There would thus appear to be little correlation between the prevalence of this practice and literacy levels across different parts of the country. This is why UNICEF concentrated the takeoff of its initiative to bring the FGM practice to an end tagged ‘The Movement for Good’ in five states, namely Ebonyi, Ekiti, Imo, Osun and Oyo where the practice is highly prevalent, as nearly three million girls and women from these states are estimated to have gone through the FGM procedure in these states over the last five years”. The ‘Movement for Good’ aims to reach five million adolescent girls and boys, women – including especially pregnant women and lactating mothers – men, grandparents and traditional, community, and religious leaders, legislators, justice sector workers, to participate in an online pledge to ‘say no’ to FGM.
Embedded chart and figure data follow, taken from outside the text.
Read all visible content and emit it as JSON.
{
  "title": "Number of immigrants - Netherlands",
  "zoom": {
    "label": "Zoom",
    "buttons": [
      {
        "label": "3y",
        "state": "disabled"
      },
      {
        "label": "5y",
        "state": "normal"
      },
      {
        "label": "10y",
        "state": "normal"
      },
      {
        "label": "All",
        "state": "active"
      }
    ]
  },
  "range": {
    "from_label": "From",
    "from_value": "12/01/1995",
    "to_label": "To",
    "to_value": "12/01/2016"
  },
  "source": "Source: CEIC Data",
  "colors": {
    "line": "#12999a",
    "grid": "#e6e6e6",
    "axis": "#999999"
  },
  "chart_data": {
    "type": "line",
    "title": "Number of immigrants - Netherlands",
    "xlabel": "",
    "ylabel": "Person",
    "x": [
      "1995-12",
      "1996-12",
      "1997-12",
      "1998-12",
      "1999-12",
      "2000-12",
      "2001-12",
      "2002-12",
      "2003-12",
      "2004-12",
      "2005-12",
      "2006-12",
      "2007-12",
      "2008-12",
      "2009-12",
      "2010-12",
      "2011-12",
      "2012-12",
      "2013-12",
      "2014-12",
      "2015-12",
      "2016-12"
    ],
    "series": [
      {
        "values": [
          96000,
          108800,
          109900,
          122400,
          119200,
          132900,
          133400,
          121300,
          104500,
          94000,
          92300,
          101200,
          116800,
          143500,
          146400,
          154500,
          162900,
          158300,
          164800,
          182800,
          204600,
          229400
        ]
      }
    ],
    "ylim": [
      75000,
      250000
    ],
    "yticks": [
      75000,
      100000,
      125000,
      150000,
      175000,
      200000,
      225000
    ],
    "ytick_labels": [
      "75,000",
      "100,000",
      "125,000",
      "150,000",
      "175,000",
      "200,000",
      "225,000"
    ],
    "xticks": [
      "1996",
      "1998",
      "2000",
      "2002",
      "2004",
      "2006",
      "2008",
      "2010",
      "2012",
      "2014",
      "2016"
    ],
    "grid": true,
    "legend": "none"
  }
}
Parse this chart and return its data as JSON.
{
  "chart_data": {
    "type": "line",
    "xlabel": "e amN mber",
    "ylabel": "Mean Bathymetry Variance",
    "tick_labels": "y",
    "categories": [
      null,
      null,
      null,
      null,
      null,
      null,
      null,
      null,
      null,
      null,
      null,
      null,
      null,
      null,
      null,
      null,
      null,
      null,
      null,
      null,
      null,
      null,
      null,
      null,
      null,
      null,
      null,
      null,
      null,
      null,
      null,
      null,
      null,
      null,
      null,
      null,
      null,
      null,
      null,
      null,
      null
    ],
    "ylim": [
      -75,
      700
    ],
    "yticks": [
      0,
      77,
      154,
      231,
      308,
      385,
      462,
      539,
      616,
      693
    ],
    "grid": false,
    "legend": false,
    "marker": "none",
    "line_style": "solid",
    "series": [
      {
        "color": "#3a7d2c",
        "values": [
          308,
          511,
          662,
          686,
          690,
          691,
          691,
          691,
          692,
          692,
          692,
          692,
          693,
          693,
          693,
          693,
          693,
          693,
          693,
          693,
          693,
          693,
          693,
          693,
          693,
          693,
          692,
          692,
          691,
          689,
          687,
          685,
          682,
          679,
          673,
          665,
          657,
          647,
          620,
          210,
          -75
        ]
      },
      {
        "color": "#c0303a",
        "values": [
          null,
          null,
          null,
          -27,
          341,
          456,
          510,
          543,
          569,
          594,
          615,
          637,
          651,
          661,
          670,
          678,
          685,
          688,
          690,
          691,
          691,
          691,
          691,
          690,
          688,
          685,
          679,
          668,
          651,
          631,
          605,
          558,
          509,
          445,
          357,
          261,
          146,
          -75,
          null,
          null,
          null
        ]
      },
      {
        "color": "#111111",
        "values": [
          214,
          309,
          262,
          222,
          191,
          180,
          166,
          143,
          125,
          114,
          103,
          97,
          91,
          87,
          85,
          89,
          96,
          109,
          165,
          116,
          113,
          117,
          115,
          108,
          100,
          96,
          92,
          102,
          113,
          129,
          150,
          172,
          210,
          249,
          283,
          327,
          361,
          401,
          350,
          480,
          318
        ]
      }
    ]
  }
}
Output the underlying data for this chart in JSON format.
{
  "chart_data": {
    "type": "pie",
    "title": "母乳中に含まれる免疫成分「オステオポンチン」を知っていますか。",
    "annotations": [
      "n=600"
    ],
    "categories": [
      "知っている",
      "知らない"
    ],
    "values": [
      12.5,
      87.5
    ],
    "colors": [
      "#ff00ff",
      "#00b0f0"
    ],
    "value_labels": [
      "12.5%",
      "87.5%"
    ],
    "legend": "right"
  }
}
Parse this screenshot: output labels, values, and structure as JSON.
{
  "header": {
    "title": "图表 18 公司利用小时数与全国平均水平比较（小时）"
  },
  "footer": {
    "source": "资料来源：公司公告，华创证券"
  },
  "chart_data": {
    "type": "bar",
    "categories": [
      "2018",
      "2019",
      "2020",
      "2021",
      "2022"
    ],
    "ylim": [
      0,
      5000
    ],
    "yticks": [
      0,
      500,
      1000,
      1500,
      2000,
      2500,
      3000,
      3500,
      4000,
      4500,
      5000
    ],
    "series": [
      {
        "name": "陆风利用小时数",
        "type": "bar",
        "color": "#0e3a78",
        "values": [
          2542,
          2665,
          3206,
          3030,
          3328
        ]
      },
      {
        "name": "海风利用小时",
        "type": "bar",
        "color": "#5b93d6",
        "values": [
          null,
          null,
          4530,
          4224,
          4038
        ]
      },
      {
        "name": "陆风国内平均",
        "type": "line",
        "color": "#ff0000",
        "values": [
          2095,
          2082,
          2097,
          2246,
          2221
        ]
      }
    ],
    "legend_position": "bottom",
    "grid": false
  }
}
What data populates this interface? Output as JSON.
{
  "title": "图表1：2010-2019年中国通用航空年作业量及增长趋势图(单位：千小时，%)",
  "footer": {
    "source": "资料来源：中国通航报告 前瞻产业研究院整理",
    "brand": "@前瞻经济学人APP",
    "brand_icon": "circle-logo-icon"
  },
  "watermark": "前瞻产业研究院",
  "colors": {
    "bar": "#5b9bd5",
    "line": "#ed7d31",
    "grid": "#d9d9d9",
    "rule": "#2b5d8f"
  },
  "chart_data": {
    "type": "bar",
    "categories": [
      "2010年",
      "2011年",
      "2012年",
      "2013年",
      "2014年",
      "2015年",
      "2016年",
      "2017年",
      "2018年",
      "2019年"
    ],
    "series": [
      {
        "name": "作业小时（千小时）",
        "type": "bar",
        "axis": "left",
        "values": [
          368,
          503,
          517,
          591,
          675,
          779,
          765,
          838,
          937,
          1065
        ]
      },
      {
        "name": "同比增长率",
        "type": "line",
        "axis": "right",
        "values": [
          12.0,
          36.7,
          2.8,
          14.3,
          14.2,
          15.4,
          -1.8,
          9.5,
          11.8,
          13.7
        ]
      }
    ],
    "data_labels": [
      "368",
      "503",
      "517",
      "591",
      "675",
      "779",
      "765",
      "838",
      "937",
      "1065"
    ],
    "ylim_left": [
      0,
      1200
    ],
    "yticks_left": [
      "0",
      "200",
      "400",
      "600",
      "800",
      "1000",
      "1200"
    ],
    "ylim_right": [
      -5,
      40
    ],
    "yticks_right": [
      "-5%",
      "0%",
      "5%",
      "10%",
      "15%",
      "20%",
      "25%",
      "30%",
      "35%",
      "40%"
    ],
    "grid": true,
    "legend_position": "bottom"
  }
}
The initiative by UNICEF is particularly timely and noteworthy as the agency has also noted that “As COVID-19 continues to close schools and disrupt programmes that help protect girls from this harmful practice, an additional two million cases of FGM may occur over the next decade”. UNICEF’s ‘Movement for Good’ initiative is designed to challenge misconceptions on the menace, particularly the discriminatory reasons for its practice and break the silence around FGM, working closely with communities. There are large numbers of girls and women who are known to have either died or had to live with life-long bodily harm after undergoing the procedure. Mostly carried out on children who have not yet reached the age to refuse to undergo the practice, the FGM is recognised internationally as a violation of children’s rights as well as of the human rights of girls and women.
This deeply rooted cultural practice is also reflective of the inequality in the treatment of girls and women relative to the male gender in several communities.
Also speaking on his organisation’s efforts to bring an end to the FGM menace, Executive Secretary of the National Human Rights Commission (NHRC), Mr Tony Ojukwu, lamented that there are several protection and supervisory gaps in national and international frameworks as it affects survivors of FGM. He disclosed that to cope with the challenge, the NHRC in 2017, developed a manual which “provides a general background analysis of women’s human rights and FGM which is a type of violence against women and girls. The manual also provides a guide for reporting FGM in line with prevalent standard”. In collaboration with UNICEF and the United Nations Population Fund (UNFPA) the NHRC has undertaken a joint programme on elimination of FGM which entailed training of stakeholders in this regard in five states – Imo, Ebonyi, Osun, Oyo and Ekiti.
The efforts by organisations like UNICEF and the NHRC to curtail the FGM practice can only have the desired maximum effect when the federal, states and local governments buy into and give strong support to this campaign. There is the need for intensive public enlightenment programmes, especially at the grassroots, to help dispel the mistaken sexual, gender, health and cultural prejudices that are at the root of the FGM practice which renders large numbers of women incapable of leading fulfilled lives and contributing meaningfully and productively to the wellbeing of society.